A fight followed between the centaurs and the Lapiths, with Theseus fighting alongside Pirithous. The two succeeded in killing the centaurs. Comradeship and victory sparked an unlikely friendship between the noble king of Athens and the not-so-noble king of Lapiths.
When Pirithous’s wife died during childbirth, he sought comfort in the company of his friend Theseus, also a widower. One day, both decided to help each other find new wives.
‘Help me abduct Helen, daughter of Zeus, who is being raised in Sparta. I have been told she is the most beautiful woman in the world,’ said Theseus. Pirithous agreed, and the two of them went to Sparta and kidnapped Helen, who was still a little girl.
‘I too want a daughter of Zeus as my wife. Athena and Artemis would not be interested, but maybe Persephone, wife of Hades,’ said Pirithous.
So the two friends made their way to the underworld to achieve this audacious feat. A furious Hades imprisoned both of them and tied them to chairs from which they could not get up. Years later, during his journey to the land of the dead, Heracles managed to free Theseus, but not Pirithous.
When Theseus came back to the land of the living, and returned to Athens, the citizens refused to let him enter. For in his absence, the city had been threatened by war. The twins Castor and Pollux had raised an army of Spartans and marched to Athens to rescue their sister, Helen. Luckily the noble Akademos had prevented war by pointing the brothers to the place where Helen had been hidden. They found Helen being cared for by Theseus’s mother, Aethra. Seeing Helen cling to Aethra, the brothers decided to take Aethra with them to Sparta to serve as their sister’s slave. The Athenians blamed Theseus for causing the Spartans and, before them, the Amazons to attack their city and banished him from Athens.

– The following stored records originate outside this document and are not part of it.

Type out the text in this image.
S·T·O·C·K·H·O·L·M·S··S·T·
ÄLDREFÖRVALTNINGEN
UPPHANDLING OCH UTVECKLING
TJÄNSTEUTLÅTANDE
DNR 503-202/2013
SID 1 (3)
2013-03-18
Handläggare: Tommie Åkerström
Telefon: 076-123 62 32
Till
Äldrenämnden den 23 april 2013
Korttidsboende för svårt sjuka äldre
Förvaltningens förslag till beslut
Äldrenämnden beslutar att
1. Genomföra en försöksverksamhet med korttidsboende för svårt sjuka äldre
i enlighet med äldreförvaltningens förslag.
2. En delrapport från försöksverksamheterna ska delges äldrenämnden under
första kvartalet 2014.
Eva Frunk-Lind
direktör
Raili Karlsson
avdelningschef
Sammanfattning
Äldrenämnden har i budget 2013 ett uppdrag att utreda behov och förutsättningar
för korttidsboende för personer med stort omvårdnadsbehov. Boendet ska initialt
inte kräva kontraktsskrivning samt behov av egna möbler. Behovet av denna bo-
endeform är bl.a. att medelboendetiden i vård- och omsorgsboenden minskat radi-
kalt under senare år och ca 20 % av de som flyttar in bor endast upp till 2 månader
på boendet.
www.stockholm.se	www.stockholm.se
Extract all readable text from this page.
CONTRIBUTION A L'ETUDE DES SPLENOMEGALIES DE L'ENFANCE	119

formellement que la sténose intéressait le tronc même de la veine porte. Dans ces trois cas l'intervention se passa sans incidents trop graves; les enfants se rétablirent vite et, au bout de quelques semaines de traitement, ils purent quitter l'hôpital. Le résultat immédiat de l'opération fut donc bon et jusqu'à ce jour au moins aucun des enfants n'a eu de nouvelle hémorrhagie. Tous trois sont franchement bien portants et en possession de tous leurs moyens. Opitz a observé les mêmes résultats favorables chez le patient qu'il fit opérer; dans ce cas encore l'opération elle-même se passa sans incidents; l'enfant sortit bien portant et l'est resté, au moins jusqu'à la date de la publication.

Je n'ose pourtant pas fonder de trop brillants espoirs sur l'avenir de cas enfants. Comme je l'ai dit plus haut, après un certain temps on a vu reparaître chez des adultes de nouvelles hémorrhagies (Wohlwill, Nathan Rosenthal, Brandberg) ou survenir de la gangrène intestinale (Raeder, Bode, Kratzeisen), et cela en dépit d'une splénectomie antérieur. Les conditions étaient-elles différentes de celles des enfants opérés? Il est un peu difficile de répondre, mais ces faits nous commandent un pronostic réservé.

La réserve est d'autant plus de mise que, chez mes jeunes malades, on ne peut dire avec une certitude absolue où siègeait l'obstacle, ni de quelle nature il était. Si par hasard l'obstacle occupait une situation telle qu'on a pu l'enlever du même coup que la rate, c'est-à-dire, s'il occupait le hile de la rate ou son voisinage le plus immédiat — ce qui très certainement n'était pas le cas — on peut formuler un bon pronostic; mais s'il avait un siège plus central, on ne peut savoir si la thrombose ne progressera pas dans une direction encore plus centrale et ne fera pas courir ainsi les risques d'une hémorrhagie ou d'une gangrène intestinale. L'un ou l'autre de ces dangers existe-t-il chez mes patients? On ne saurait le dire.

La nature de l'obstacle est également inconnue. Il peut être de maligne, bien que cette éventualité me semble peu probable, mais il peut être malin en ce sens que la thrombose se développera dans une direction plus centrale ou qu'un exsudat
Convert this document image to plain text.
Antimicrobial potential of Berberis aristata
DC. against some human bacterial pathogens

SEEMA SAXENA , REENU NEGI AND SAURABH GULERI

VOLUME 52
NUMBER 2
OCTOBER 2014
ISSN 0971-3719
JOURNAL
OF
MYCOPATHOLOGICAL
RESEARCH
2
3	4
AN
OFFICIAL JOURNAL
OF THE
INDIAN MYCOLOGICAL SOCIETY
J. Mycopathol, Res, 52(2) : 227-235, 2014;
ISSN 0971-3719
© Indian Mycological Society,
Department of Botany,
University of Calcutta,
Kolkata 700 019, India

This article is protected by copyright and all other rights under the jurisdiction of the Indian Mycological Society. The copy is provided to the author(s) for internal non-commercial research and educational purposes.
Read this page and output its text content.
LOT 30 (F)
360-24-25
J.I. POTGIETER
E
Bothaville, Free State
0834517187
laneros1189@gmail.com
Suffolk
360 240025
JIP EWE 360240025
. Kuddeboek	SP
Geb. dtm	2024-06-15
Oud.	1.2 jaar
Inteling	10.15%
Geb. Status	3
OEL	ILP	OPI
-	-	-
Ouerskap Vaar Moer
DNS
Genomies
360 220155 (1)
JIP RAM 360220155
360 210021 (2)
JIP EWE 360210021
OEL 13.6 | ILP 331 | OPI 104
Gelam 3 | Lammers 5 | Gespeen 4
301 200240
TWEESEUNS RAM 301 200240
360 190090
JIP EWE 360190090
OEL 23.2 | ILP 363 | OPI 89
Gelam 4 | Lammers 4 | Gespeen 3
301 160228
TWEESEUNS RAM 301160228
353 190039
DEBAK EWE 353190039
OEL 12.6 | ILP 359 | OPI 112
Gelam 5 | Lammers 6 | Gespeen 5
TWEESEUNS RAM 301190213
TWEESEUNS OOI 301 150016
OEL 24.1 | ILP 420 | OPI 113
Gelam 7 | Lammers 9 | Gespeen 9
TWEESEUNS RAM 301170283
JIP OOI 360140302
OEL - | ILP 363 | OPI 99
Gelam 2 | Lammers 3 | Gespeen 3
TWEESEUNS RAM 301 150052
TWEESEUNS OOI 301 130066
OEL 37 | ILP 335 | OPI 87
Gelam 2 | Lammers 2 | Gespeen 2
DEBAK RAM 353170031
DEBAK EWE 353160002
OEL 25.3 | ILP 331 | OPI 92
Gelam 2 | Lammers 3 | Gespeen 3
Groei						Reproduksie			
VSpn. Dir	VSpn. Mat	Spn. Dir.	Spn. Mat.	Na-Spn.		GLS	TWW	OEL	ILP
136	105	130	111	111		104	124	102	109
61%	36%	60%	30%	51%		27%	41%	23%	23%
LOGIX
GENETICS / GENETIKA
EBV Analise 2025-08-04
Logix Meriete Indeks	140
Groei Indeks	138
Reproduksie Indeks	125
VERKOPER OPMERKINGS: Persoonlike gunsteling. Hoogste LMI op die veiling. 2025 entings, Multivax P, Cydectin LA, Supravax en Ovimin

So a homeless, wifeless, childless, motherless Theseus wandered across Greece, from city to city, until one of the kings, tired of his smugness, or perhaps jealous of his fame, pushed him over a cliff and he fell to his death in the sea.
In Hindu mythology, securing wives by abducting them is called rakshasa-vivah, and by rape is called pisacha-vivah.
The battle of the centaurs and Lapiths is a popular theme in Graeco-Roman
art. The deformed, monstrous centaurs symbolize uncontrollable lust.
The tragic end of Theseus is the result of his restlessness in a life of peace, and his arrogance and pride, or what the Greeks called hubris. It is his pride that makes him crave unattainable women like the queen of the Amazons and the young Helen, daughter of Zeus. Their hubris is the downfall of many heroes, for it draws the attention of Nemesis, the goddess of divine retribution. It is not a coincidence that Nemesis is the mother of Helen in some versions of her story.
Theseus’s mother Aethra serves Helen as a maid and accompanies her to Troy, from where she is finally liberated by her grandsons, Demophon and Acamas, sons of Theseus and Phaedra, who come to Troy with the Greek army.
House of Theseus
Book Three
Oedipus
‘The arrogance of man is a terrible thing, born of a feeling of inadequacy. It goads men towards ambitions that ensure their downfall,’ said the gymnosophist, thinking of the fall of Minos and Theseus.
‘My teachers called this hubris, which we see even in those of aristocratic birth who think they are entitled to more. The oracles ask us to submit to the thread spun by the Fates, over which even the gods seem to have no control,’ said Alexander. ‘The Fates make fools of men, display our helplessness, and turn us into tragic heroes, like Oedipus.’
Cadmus
Cadmus was told by his father to go in search of his sister, Europa, and not return until he had found her. He scoured beaches and grottos and mountains but found no trace of her. Eventually, he gave up the search and decided to make Greece his home.